Let's start with what I believe is the most important one of all of these and probably the only one on the list that I would never, ever compromise on. Tests should inspire confidence. Confidence that your application works. Let's think about an example here. You want to refactor a central part of your application. Maybe you want to, I don't know, go from state management and Redux to context API. Or maybe you want to use a script to migrate your codebase from JavaScript to typescript. Let's not think about automated tests for a moment, but how you would generally go about doing a big change like that. Would you just change the code and deploy it? At least I would be extremely careful and thoroughly test each part that I'm touching before deploying because that manual testing is what gives me the confidence that I didn't just break the application. And that is exactly what testing is all about. Inspiring that confidence and enabling you to vigorously refactor your application without the fear of breaking it.
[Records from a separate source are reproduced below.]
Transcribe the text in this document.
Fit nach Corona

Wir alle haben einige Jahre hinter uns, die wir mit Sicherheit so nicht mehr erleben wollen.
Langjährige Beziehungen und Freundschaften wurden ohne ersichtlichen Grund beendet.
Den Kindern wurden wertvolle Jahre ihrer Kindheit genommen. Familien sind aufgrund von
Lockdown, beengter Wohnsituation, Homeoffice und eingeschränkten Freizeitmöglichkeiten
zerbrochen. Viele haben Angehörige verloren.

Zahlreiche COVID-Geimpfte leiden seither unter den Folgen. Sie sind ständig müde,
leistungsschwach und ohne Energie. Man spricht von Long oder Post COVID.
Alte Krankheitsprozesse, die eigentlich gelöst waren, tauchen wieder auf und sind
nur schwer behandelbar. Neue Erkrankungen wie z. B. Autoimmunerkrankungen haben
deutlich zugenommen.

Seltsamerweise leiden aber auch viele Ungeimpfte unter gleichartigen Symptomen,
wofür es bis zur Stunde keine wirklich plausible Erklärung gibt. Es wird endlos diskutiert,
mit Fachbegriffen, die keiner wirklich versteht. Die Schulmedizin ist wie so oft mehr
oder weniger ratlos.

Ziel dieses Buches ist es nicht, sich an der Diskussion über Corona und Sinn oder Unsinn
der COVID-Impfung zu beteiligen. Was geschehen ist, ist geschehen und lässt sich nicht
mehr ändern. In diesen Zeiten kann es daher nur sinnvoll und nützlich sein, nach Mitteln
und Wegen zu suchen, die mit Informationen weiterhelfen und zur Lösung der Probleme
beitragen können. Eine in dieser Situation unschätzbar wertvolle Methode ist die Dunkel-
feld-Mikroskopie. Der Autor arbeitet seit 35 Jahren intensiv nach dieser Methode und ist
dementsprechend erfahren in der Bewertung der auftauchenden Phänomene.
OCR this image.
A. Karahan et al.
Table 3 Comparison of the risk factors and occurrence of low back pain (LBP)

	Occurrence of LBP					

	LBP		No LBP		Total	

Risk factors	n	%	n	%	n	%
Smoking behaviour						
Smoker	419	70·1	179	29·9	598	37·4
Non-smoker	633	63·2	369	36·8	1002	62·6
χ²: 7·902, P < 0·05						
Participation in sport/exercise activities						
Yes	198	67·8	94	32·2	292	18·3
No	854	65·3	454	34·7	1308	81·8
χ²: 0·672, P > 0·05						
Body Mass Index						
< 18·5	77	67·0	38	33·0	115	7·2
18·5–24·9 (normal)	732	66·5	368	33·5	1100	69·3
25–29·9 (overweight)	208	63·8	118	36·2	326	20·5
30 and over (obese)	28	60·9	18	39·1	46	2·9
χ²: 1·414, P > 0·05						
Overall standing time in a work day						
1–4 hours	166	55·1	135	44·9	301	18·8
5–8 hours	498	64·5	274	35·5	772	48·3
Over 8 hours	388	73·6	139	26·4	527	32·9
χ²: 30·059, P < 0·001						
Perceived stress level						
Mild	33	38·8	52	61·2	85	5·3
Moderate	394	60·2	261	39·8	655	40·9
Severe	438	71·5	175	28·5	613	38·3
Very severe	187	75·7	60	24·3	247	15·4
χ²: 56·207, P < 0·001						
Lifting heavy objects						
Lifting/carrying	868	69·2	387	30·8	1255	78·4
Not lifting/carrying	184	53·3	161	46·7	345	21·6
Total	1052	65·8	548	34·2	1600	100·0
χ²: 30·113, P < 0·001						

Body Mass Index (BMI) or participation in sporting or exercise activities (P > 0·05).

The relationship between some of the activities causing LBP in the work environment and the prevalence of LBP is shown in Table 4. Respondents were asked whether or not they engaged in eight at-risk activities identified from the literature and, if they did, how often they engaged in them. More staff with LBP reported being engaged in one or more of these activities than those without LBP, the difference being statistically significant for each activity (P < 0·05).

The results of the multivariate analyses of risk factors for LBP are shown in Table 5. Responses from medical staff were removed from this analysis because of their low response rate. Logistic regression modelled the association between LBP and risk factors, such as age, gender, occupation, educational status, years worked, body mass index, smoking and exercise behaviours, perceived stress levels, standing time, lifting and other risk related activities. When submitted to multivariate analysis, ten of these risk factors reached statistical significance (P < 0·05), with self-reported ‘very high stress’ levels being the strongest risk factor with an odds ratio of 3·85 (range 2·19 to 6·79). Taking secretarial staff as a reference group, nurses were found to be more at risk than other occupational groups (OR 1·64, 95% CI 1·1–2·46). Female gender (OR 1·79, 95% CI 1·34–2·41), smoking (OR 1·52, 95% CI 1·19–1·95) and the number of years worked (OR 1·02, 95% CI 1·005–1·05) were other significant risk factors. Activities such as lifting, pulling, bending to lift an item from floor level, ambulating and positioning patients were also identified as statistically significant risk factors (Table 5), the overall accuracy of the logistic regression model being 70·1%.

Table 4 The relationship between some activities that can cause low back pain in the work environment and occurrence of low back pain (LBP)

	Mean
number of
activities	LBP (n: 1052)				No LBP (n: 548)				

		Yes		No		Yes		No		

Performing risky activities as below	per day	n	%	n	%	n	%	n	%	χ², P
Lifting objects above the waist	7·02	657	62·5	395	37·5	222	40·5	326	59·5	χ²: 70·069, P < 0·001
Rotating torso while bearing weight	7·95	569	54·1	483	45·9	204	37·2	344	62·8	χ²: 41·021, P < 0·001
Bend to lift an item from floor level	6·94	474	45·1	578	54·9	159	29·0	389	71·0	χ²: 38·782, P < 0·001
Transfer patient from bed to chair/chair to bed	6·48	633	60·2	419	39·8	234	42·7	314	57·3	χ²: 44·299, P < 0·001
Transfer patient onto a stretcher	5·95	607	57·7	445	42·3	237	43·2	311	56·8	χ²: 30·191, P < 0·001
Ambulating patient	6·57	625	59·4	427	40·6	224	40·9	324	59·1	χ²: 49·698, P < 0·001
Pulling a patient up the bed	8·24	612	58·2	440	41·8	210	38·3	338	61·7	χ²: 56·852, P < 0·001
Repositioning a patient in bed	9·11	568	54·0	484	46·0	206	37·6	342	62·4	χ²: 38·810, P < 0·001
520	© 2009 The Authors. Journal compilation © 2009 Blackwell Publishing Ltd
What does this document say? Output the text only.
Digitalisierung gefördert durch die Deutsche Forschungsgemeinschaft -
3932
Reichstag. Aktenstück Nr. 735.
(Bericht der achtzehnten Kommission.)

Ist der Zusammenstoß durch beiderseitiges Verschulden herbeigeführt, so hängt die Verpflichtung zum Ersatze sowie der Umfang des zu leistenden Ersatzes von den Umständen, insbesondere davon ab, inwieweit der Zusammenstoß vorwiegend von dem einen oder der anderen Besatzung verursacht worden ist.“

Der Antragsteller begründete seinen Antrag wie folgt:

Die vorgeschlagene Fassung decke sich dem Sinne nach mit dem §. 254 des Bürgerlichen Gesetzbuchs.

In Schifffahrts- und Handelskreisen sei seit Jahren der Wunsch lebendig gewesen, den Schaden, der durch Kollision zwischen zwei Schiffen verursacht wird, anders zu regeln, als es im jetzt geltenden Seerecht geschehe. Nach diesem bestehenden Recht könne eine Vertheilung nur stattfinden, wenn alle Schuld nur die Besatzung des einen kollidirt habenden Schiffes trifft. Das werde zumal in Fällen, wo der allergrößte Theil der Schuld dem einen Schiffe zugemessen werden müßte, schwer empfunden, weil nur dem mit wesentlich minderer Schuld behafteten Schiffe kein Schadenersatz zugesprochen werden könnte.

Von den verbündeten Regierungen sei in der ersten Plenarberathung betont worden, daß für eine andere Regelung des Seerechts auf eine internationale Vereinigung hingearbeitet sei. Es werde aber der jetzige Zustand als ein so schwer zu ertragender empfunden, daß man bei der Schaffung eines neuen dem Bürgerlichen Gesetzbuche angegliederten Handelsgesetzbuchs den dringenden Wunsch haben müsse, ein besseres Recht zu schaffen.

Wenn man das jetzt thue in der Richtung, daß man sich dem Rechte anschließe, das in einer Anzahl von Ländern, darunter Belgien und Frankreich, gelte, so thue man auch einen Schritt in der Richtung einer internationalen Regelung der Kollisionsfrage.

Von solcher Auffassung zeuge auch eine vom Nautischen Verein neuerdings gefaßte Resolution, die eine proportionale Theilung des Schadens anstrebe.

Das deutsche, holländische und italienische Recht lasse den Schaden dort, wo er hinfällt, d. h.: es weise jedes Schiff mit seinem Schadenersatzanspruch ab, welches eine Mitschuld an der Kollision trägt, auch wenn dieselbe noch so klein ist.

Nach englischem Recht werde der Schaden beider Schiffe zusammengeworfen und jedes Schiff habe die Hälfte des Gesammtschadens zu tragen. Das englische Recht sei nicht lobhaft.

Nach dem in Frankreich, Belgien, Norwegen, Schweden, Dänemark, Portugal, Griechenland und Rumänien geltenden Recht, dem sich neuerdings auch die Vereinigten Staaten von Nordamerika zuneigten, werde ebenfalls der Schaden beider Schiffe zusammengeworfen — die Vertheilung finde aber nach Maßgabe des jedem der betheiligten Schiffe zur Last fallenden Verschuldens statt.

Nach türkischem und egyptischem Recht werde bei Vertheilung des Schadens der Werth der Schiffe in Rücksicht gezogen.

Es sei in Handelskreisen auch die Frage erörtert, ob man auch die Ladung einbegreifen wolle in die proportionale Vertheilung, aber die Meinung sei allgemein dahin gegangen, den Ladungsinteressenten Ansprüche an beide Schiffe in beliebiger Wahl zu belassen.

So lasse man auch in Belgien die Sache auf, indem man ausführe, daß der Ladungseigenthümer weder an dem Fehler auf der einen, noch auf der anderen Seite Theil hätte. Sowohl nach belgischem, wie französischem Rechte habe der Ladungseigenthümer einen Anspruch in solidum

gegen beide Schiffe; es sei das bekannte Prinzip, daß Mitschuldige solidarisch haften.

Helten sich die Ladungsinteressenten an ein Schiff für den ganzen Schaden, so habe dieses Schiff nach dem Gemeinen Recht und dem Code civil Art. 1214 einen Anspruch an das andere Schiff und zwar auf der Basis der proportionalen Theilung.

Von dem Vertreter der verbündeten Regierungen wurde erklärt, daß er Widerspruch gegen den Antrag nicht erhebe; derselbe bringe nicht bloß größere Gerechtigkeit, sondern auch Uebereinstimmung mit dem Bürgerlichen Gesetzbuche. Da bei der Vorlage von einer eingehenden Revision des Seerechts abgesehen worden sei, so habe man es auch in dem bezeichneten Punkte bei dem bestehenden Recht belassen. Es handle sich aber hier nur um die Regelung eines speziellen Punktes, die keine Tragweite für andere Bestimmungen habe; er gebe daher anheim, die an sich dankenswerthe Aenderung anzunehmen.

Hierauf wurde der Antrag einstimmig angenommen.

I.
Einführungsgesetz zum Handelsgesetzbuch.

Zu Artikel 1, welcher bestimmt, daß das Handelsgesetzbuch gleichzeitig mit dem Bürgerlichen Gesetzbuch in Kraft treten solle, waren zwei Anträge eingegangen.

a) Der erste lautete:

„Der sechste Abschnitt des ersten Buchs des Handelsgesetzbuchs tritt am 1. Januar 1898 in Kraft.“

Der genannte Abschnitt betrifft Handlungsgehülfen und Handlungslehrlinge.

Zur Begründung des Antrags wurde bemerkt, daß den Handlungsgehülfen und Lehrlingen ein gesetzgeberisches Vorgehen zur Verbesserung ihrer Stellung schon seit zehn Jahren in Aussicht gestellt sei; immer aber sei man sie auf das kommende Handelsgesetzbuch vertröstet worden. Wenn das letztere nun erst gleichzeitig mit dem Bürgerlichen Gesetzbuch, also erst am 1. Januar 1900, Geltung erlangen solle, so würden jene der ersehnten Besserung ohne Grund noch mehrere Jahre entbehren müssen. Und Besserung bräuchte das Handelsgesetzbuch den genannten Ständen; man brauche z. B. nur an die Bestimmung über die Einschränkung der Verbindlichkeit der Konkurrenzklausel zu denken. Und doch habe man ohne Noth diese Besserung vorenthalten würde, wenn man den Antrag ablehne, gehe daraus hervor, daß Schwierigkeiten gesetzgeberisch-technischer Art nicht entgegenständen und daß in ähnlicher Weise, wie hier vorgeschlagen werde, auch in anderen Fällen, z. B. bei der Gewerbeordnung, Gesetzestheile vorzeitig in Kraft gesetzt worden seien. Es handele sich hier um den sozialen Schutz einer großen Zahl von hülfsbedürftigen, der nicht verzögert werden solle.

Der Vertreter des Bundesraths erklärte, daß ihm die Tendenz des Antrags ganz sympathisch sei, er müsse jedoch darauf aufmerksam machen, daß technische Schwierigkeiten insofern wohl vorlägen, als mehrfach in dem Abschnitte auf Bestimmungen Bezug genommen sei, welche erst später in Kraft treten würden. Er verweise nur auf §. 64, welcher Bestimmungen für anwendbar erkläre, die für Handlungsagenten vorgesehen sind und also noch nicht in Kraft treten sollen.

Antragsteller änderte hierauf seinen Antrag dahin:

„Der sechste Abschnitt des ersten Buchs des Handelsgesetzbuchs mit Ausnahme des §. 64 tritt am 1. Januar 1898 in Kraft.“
And that perfectly brings me to the second point, tests will be automated and run without human intervention. Say you work on a bigger project where several teams are in different components in your application. You now want to change a single line in the base button component that all other teams use. Not only will it take a lot of coordination from all these different teams, the testing will also have to be a joint effort because you might be able to do the changing button, but you don't know how it is used in all different places all over the application. And it's simply not feasible for this and any other seemingly small change to have to go through manual testing for each release because the coordination and time effort are just too high and grow with the scale of the application as well. So if you want to enable teams to work autonomously and iterate quickly in their part of the application at a certain size, you can only achieve this through automation. That brings me back to the question, when should automated tests run? And the answer is basically all the time. During development, it helps to have a quick feedback loop to at least run unit tests in watch mode so that you can find bugs early before even pushing any code. Once you're ready to merge your changes, all your tests should run on that branch. Then after merging, before deploying to production, your tests should be run on the main branch as well. This includes unit tests, integration tests, and if possible end-to-end tests if you have a way of running them on this branch.